In stark contrast, RoboForm’s mobile apps for iOS and Android look very alike. Polished and minimal, you’ll have no trouble finding your way. However, the apps’ functionalities are limited to just core ones like autofill, password generator, and password audit.
Additionally, some users also note that the features within the apps don’t work as seamlessly or as effectively as expected. For instance, the autofill feature occasionally struggles to fill in the necessary credentials. Visit our dedicated guides for the best password managers for iPhone and Android devices if you want a seamless experience.
When it comes to customer support, both Keeper and RoboForm offer assorted channels, including 24/7 ones.

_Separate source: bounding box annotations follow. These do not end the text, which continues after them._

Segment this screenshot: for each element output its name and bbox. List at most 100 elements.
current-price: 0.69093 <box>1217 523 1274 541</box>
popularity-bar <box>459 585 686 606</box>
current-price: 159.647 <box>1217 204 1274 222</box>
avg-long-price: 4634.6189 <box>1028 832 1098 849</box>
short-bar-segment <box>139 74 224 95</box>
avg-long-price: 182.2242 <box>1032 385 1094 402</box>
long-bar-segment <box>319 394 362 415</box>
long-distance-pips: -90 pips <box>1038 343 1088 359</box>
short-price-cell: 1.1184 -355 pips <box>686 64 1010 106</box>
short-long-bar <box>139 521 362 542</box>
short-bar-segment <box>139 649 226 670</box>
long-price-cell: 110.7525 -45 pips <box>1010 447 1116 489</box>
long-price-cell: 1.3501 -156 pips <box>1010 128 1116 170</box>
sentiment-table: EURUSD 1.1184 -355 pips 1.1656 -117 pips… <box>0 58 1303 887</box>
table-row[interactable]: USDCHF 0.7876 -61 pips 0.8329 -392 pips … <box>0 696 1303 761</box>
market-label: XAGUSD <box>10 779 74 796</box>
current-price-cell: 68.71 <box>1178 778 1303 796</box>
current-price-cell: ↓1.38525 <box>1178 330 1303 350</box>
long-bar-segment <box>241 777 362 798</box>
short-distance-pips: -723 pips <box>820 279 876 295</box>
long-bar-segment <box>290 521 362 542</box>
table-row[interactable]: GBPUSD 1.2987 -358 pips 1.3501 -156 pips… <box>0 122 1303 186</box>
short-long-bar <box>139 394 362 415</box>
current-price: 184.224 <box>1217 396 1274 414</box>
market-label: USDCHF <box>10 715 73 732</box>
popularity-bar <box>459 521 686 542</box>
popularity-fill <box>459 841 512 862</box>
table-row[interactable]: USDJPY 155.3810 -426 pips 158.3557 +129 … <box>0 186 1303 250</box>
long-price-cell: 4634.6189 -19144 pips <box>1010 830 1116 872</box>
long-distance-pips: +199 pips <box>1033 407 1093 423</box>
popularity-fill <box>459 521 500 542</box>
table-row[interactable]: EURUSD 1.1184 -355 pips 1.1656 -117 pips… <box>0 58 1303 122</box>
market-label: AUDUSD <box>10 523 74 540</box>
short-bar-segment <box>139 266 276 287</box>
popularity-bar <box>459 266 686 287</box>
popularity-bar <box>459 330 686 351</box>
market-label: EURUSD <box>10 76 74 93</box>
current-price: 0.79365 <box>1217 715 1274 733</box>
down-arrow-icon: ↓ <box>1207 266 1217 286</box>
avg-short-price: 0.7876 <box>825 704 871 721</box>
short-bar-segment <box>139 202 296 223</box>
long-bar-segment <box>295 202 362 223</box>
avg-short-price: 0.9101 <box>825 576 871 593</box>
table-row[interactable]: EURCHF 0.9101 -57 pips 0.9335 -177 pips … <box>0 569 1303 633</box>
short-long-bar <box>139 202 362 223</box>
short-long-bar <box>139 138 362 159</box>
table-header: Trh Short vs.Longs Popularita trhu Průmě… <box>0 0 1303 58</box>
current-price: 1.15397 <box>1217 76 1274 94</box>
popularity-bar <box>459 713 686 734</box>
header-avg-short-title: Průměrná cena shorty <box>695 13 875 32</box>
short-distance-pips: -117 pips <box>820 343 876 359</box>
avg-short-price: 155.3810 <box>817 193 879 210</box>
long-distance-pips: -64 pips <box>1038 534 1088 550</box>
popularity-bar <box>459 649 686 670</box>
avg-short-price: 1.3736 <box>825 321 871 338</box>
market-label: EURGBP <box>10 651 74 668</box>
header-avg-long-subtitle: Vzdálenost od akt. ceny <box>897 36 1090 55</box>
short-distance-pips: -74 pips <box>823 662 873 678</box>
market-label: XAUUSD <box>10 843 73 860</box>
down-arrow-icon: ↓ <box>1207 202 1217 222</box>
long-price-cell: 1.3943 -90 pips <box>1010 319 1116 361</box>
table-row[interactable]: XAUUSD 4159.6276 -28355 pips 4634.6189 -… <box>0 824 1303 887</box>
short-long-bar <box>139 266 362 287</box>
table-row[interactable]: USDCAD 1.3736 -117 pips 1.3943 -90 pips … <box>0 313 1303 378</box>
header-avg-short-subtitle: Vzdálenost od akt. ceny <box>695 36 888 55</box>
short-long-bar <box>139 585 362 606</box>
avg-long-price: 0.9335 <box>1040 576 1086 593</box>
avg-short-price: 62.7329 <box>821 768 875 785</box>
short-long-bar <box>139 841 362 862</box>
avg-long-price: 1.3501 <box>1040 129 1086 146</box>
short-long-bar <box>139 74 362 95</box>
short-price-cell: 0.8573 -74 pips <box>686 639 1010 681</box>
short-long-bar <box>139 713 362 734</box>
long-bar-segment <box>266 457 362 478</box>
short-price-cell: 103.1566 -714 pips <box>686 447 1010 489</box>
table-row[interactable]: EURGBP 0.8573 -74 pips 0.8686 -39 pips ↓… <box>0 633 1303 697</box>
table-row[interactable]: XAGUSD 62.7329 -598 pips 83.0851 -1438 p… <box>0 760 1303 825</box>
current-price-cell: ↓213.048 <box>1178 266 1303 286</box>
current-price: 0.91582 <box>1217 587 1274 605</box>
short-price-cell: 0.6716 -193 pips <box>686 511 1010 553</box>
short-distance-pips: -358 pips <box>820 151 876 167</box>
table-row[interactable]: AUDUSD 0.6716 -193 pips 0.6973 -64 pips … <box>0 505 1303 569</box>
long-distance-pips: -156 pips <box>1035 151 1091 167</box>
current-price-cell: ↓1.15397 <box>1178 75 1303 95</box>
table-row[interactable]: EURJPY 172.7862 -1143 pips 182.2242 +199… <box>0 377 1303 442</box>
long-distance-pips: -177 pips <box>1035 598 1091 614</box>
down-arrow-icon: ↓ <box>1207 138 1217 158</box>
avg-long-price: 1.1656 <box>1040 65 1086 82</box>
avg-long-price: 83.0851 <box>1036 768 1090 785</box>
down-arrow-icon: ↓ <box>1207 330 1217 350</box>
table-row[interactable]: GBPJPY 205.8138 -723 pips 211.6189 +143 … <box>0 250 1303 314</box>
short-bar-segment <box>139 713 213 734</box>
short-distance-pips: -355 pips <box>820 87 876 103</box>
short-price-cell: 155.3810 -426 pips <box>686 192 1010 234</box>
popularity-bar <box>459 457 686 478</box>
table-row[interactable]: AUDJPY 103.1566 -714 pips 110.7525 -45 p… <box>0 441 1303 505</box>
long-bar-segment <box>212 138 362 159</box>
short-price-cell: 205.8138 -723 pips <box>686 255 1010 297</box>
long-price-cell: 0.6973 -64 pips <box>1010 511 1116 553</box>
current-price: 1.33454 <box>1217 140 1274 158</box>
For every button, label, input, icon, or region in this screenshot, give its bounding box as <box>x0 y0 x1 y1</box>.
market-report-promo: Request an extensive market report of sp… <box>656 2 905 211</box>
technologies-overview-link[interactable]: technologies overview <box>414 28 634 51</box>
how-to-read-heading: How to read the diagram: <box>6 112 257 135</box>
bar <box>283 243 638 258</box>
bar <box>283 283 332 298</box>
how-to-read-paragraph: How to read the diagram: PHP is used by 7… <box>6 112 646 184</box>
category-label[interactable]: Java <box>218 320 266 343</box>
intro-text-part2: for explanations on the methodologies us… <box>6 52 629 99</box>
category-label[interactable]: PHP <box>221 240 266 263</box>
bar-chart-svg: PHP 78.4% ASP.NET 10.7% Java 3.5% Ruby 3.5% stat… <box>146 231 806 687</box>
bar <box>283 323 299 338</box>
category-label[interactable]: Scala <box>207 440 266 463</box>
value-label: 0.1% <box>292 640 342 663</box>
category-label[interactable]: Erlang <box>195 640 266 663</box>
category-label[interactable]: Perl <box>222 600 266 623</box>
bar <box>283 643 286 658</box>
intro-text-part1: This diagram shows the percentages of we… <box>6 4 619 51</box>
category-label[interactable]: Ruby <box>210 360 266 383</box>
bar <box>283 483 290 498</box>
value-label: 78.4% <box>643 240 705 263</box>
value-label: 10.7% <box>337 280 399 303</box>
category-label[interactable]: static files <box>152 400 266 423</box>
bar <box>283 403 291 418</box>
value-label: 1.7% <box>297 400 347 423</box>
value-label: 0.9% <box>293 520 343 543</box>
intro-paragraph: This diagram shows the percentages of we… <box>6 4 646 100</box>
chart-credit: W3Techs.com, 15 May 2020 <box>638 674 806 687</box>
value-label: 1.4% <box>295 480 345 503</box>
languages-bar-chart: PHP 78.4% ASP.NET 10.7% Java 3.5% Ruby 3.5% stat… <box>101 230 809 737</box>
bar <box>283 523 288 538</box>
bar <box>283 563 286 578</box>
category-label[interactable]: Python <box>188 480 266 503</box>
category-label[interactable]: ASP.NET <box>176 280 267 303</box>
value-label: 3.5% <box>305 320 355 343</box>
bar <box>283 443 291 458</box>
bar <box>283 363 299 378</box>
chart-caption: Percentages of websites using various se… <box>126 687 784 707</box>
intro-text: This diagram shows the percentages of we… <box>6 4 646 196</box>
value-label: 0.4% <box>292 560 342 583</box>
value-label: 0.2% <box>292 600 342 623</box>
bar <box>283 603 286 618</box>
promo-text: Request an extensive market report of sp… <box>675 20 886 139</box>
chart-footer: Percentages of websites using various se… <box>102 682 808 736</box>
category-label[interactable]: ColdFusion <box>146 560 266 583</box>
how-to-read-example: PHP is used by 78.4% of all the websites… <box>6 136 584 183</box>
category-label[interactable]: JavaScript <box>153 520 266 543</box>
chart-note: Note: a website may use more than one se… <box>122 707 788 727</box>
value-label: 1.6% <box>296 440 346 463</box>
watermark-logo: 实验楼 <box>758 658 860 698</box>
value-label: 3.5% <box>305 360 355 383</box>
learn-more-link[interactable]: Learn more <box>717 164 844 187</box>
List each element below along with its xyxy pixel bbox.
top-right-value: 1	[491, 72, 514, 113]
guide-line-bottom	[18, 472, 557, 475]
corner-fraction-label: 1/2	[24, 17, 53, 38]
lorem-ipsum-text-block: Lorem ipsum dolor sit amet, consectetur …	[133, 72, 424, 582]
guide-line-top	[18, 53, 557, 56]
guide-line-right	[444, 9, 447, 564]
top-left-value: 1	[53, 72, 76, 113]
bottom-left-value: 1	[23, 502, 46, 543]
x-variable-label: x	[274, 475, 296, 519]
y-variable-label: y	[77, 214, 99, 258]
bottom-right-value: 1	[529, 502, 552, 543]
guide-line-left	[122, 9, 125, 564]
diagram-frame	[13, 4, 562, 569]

For Keeper, you should head to its knowledge base first if you run into issues. Here, you’ll find scores of guides, how-tos, instruction videos, and more. It also has a 24/7 ticketing system if you still require agent assistance. Don’t expect an instant answer, but the replies are usually swift and helpful.
As for RoboForm, your plan determines your support options. Ticket support is available 24/7 to all users, but it typically takes a few hours to get a reply. Meanwhile, those on premium tiers get priority online support and live chat support during business hours. Alternatively, you could also try RoboForm’s Help Center, User Manual, and Tutorials for DIY help.
Overall, the competition is stiff here, but RoboForm has a narrow lead courtesy of its live chat support, which will come in very helpful for quick problem-solving.
Keeper vs. RoboForm video review
Keeper vs RoboForm – which one to choose?
|Pricing & plans||✅||✅|
Ultimately, Keeper is the better option when you compare Keeper vs RoboForm. In the very tight race, Keeper has better security with well-rounded protection and advanced measures. Additionally, its robust features and excellent user-friendliness at an affordable price point deserve two thumbs up, too. Overall, it’s one of the best password managers you can find in the market.
As for RoboForm, it’s a close second with generous features, cheap pricing, and accessible support. However, the password manager’s features and apps are more dated as well as limited. Plus, the occasional glitches and errors, especially with autofill, are a liability, too.
Is Keeper better than RoboForm?
Yes, Keeper is better than RoboForm. Keeper is more secure with better encryption, flexible MFA, and transparent practices. Plus, its features are better developed and more functional. Moreover, its apps and extensions are less prone to glitches compared to RoboForm’s versions.
Which is better for mobile: Keeper or RoboForm?
Keeper is better for mobile. Keeper’s mobile apps are intuitive, responsive, and offer the same features that its desktop apps and browsers do. The only thing missing is password importing. Meanwhile, RoboForm’s mobile apps only come with core functionalities. Worryingly, users also complained that certain features within the apps don’t work well.
Can Keeper import passwords from RoboForm?
Yes, Keeper can import passwords from RoboForm with ease. First, you need to export your data from RoboForm as a CSV file. Then, in your Keeper account, select RoboForm from the list of supported password-importing apps and drag and drop the file. Click import, and you’re done.